Babam küçük baş hayvanlarımızı önüne katıyor, elindeki yön veren çubuğu ile seslenerek yaylaya yol alıyor. Bunu hemen hemen her gün yapıyor. Hem hayvanları güdüp hem de eve odun, çalı çırpı toplayıp, sırtına urgan ile bağlayıp getiriyor. Henüz o urganla odun getirmeye boyum yetişmedi ama biliyorum bir gün bende getireceğim. Babamın arkasından bakarken, annem öğle ve akşam yemeği hazırlığı için bana seslendi: "Fidan gel Bakim!". Annem sözü "bakim" diye bitirdiğinde hep aynı his olur bende. İşim çok, sallanma, oyalanma, çabucak buraya gel ve bana yardım et demekti bu. Aslında annem haksız sayılmazdı. Şöyle bir bakınıyorum etrafa, taş ocaktaki yayla çorbasını kesilmesin diye sürekli karıştırırken; her şeyden çokca yok, ne yiyecek ne de giyecek, hepsi azar azar hatta tek sayıda. Bu yüzden çok küçük yaşta öğrenmeye başladım  çözümler yaratmayı.

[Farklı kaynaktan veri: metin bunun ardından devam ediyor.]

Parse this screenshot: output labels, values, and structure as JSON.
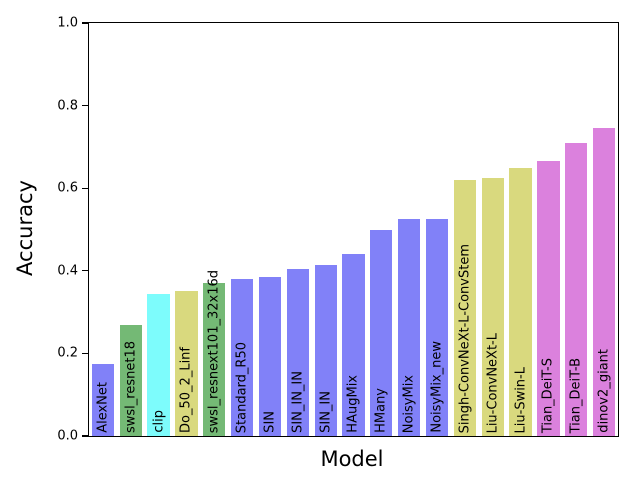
{
  "chart_data": {
    "type": "bar",
    "title": "",
    "xlabel": "Model",
    "ylabel": "Accuracy",
    "ylim": [
      0.0,
      1.0
    ],
    "yticks": [
      "0.0",
      "0.2",
      "0.4",
      "0.6",
      "0.8",
      "1.0"
    ],
    "grid": false,
    "legend": null,
    "bar_label_rotation_deg": 90,
    "categories": [
      "AlexNet",
      "swsl_resnet18",
      "clip",
      "Do_50_2_Linf",
      "swsl_resnext101_32x16d",
      "Standard_R50",
      "SIN",
      "SIN_IN_IN",
      "SIN_IN",
      "HAugMix",
      "HMany",
      "NoisyMix",
      "NoisyMix_new",
      "Singh-ConvNeXt-L-ConvStem",
      "Liu-ConvNeXt-L",
      "Liu-Swin-L",
      "Tian_DeiT-S",
      "Tian_DeiT-B",
      "dinov2_giant"
    ],
    "values": [
      0.175,
      0.27,
      0.345,
      0.35,
      0.37,
      0.38,
      0.385,
      0.405,
      0.415,
      0.44,
      0.5,
      0.525,
      0.525,
      0.62,
      0.625,
      0.65,
      0.665,
      0.71,
      0.745
    ],
    "colors": [
      "#8181f8",
      "#74b975",
      "#7dfcfc",
      "#d9d97e",
      "#74b975",
      "#8181f8",
      "#8181f8",
      "#8181f8",
      "#8181f8",
      "#8181f8",
      "#8181f8",
      "#8181f8",
      "#8181f8",
      "#d9d97e",
      "#d9d97e",
      "#d9d97e",
      "#db81dd",
      "#db81dd",
      "#db81dd"
    ],
    "axis_color": "#000000",
    "background_color": "#ffffff"
  }
}
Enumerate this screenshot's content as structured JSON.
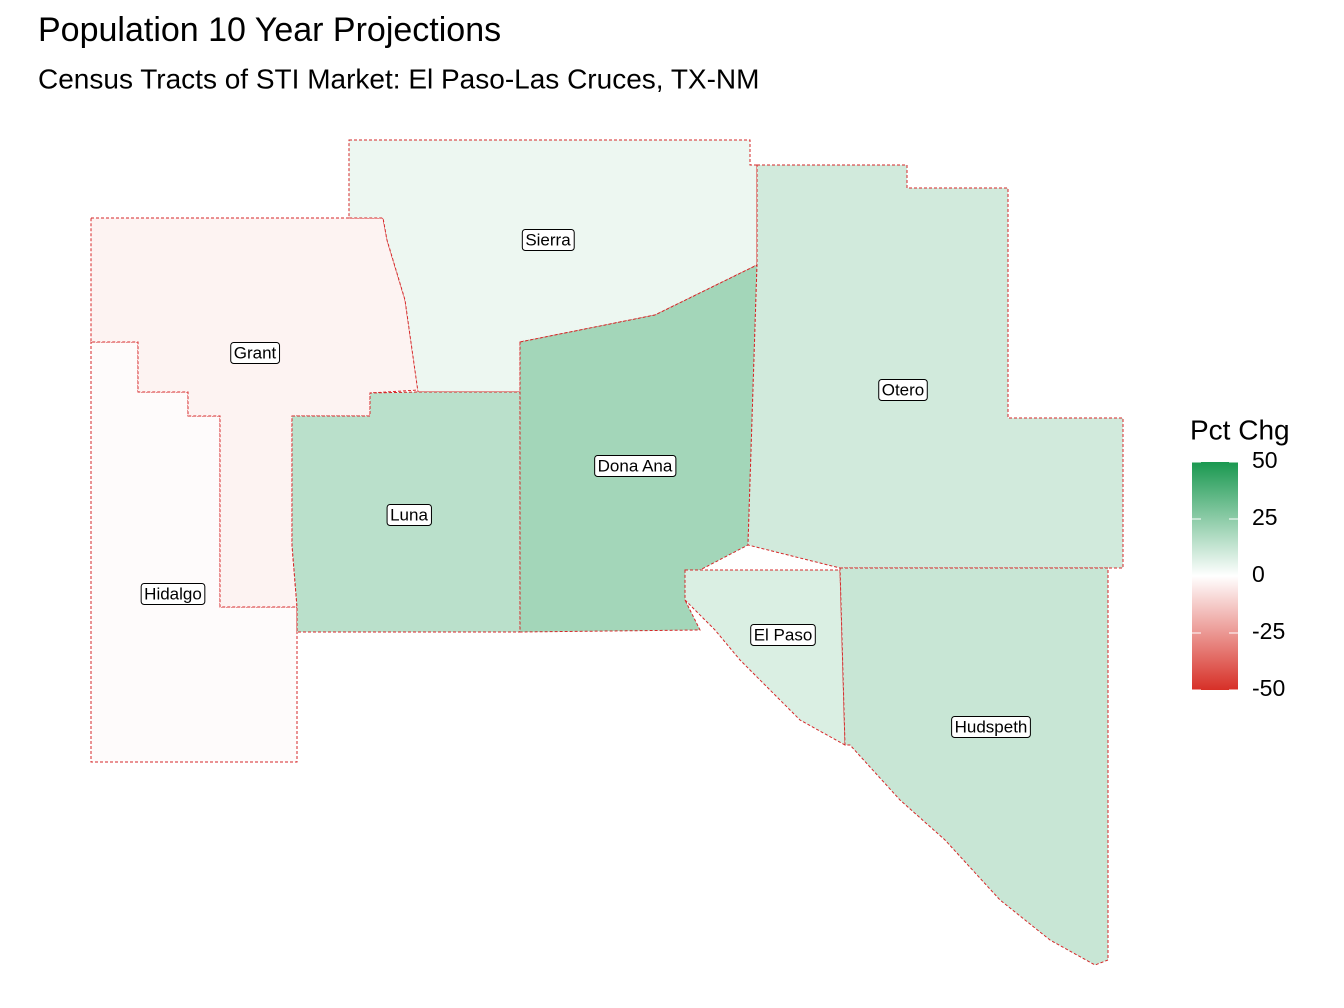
{
  "title": "Population 10 Year Projections",
  "subtitle": "Census Tracts of STI Market: El Paso-Las Cruces, TX-NM",
  "legend": {
    "title": "Pct Chg",
    "limits": [
      -50,
      50
    ],
    "ticks": [
      50,
      25,
      0,
      -25,
      -50
    ],
    "low_color": "#d73027",
    "mid_color": "#ffffff",
    "high_color": "#1a9850"
  },
  "counties": [
    {
      "name": "Hidalgo",
      "pct_chg": -1
    },
    {
      "name": "Grant",
      "pct_chg": -3
    },
    {
      "name": "Sierra",
      "pct_chg": 4
    },
    {
      "name": "Luna",
      "pct_chg": 15
    },
    {
      "name": "Dona Ana",
      "pct_chg": 20
    },
    {
      "name": "Otero",
      "pct_chg": 10
    },
    {
      "name": "El Paso",
      "pct_chg": 8
    },
    {
      "name": "Hudspeth",
      "pct_chg": 12
    }
  ]
}
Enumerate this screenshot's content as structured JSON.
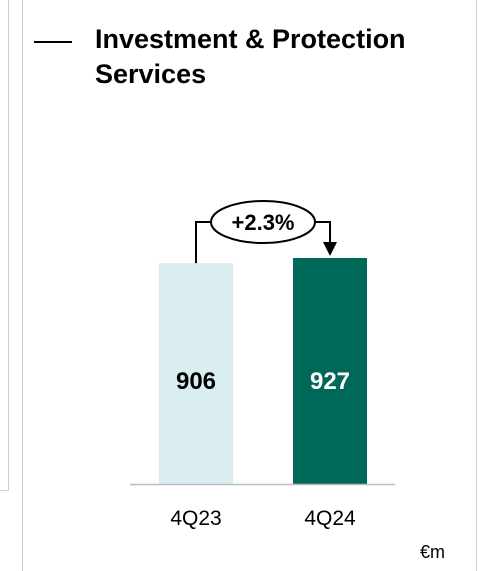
{
  "title": "Investment & Protection Services",
  "unit": "€m",
  "chart_data": {
    "type": "bar",
    "categories": [
      "4Q23",
      "4Q24"
    ],
    "values": [
      906,
      927
    ],
    "value_labels": [
      "906",
      "927"
    ],
    "bar_colors": [
      "#daeef2",
      "#006858"
    ],
    "label_colors": [
      "#000000",
      "#ffffff"
    ],
    "change_label": "+2.3%",
    "title": "Investment & Protection Services",
    "xlabel": "",
    "ylabel": "",
    "ylim": [
      0,
      927
    ],
    "grid": false,
    "legend": "none"
  }
}
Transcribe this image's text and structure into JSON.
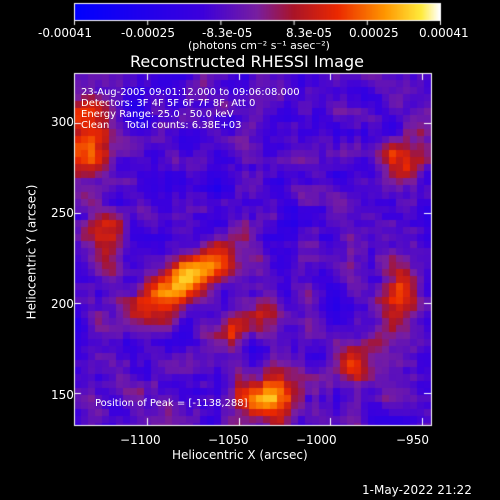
{
  "colorbar": {
    "tick_labels": [
      "-0.00041",
      "-0.00025",
      "-8.3e-05",
      "8.3e-05",
      "0.00025",
      "0.00041"
    ],
    "unit_label": "(photons cm⁻² s⁻¹ asec⁻²)",
    "range": [
      -0.00041,
      0.00041
    ],
    "colormap": "red-temperature with blue/purple negative side"
  },
  "chart_data": {
    "type": "heatmap",
    "title": "Reconstructed RHESSI Image",
    "xlabel": "Heliocentric X (arcsec)",
    "ylabel": "Heliocentric Y (arcsec)",
    "xlim": [
      -1140,
      -945
    ],
    "ylim": [
      132,
      328
    ],
    "x_ticks": [
      -1100,
      -1050,
      -1000,
      -950
    ],
    "y_ticks": [
      150,
      200,
      250,
      300
    ],
    "x_tick_labels": [
      "−1100",
      "−1050",
      "−1000",
      "−950"
    ],
    "y_tick_labels": [
      "150",
      "200",
      "250",
      "300"
    ],
    "annotations": [
      "23-Aug-2005 09:01:12.000 to 09:06:08.000",
      "Detectors: 3F 4F 5F 6F 7F 8F, Att 0",
      "Energy Range: 25.0 - 50.0 keV",
      "Clean     Total counts: 6.38E+03"
    ],
    "peak_label": "Position of Peak = [-1138,288]",
    "bright_features": [
      {
        "x": -1080,
        "y": 212
      },
      {
        "x": -1035,
        "y": 145
      },
      {
        "x": -1135,
        "y": 290
      }
    ]
  },
  "footer": {
    "timestamp": "1-May-2022 21:22"
  }
}
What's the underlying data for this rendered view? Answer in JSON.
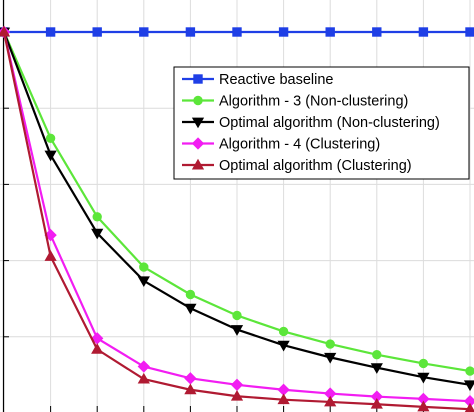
{
  "chart_data": {
    "type": "line",
    "x": [
      0,
      1,
      2,
      3,
      4,
      5,
      6,
      7,
      8,
      9,
      10
    ],
    "ylim": [
      0,
      1.1
    ],
    "xlim": [
      0,
      10
    ],
    "grid": true,
    "legend_position": "upper-right",
    "series": [
      {
        "name": "Reactive baseline",
        "color": "#1f3fe6",
        "marker": "square",
        "values": [
          1.0,
          1.0,
          1.0,
          1.0,
          1.0,
          1.0,
          1.0,
          1.0,
          1.0,
          1.0,
          1.0
        ]
      },
      {
        "name": "Algorithm - 3 (Non-clustering)",
        "color": "#5ce63a",
        "marker": "circle",
        "values": [
          1.0,
          0.721,
          0.515,
          0.383,
          0.311,
          0.256,
          0.214,
          0.181,
          0.153,
          0.13,
          0.11
        ]
      },
      {
        "name": "Optimal algorithm (Non-clustering)",
        "color": "#000000",
        "marker": "triangle-down",
        "values": [
          1.0,
          0.677,
          0.472,
          0.347,
          0.275,
          0.219,
          0.178,
          0.146,
          0.119,
          0.094,
          0.074
        ]
      },
      {
        "name": "Algorithm - 4 (Clustering)",
        "color": "#f21df2",
        "marker": "diamond",
        "values": [
          1.0,
          0.467,
          0.196,
          0.122,
          0.091,
          0.074,
          0.061,
          0.051,
          0.043,
          0.037,
          0.031
        ]
      },
      {
        "name": "Optimal algorithm (Clustering)",
        "color": "#b01a32",
        "marker": "triangle-up",
        "values": [
          1.0,
          0.411,
          0.167,
          0.089,
          0.061,
          0.044,
          0.035,
          0.029,
          0.023,
          0.016,
          0.01
        ]
      }
    ]
  }
}
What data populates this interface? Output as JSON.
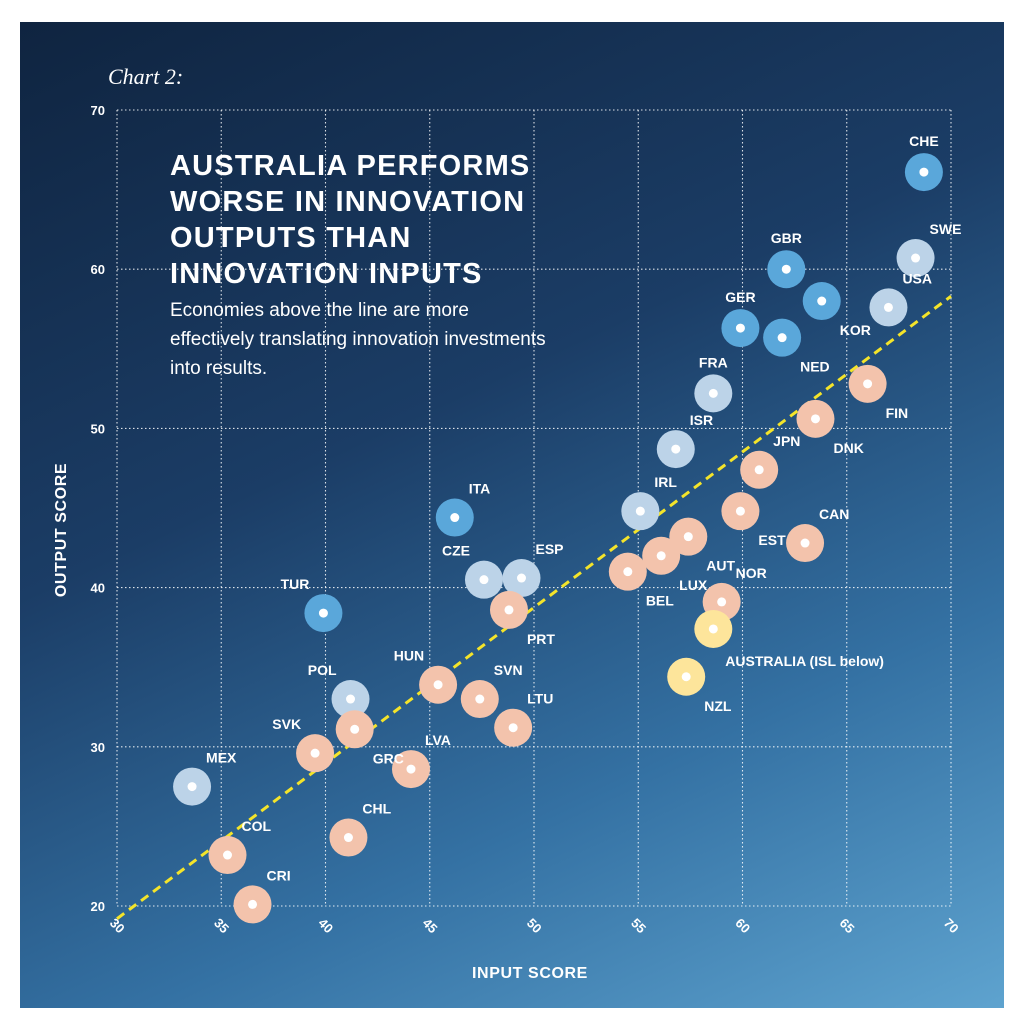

Yayla çorbası kaynadı, taşmasın diye altındaki odunları biraz geriye çekmeyi öğrenmiştim bir öncekinde. Ayaklarımın altına sekmen deriz biz, ahşap bir tabure koyup küçük patatesleri de yıkadım. Çorbanın yerine o çengele asılıp haşlanmaya hazır. Akşam için eve dereden su çektim ve annemin yayığa koyduğu ayranın yağını çıkarmak için sallamaya koyuldum. Benim varlığım bu yaşta buraya ait değildi bundan eminim lakin annem bunca işi tek başına nasıl yapacaktı diye teselli ediyorum kendimi.
Bir işe yaramak hissi okşuyor yüreğimi, zihnim ise red ediyor. Her defasında başka bir işle, telaşla susuyor mantığım. Tercih ettiğim şuan okulda  olmak  evet ama tercihim sorulmadı ki...

Hava kararmaya başladı, babamın karşı dağdan sesi yankılanıyor. Annem ahırdaki hayvanlara sıcak yal veriyor. Bu defa beni de yanında götürdü. Neler yapmam gerektiğini hem gösterdi hem anlattı. İnek nasıl sağılır, ahırın içi nasıl temizlenir tek tek bir bir izledim. Bunu sadece ben değil kardeşce hepimiz yapmayı öğrendik. Zaten zamanla alışılıyor; o tezek kokusuna, hayvanların tavrına, sütü sağmaya. Alışmayla kalmıyor dost olmayı öğreniyorsun. Yakınlaştıkça hayvanlara çıkarsız masum sevgilerini hissetmeye başladım. İsim koyduklarım, sohbet ettiklerim, dertleştiklerim var artık. Bu benim son dönemlerde yaşadığım en güzel duygu. Koyduğum isimlerle onları çağırmak, bana olan sevgilerini hissetmek çok güzel. Sonunda bir dolu arkadaşım oldu. Köpeğimiz, kedimiz, kuzularımız, o minik danalarımız, hepsiyle bir bağ var aramda. Ağabeylerim anlatırdı, yaylada kaldıkları gecelerde dostun köpeğin, yorganın hayvanlar diye. Çok haklı olduklarını ben yeni yeni anladım.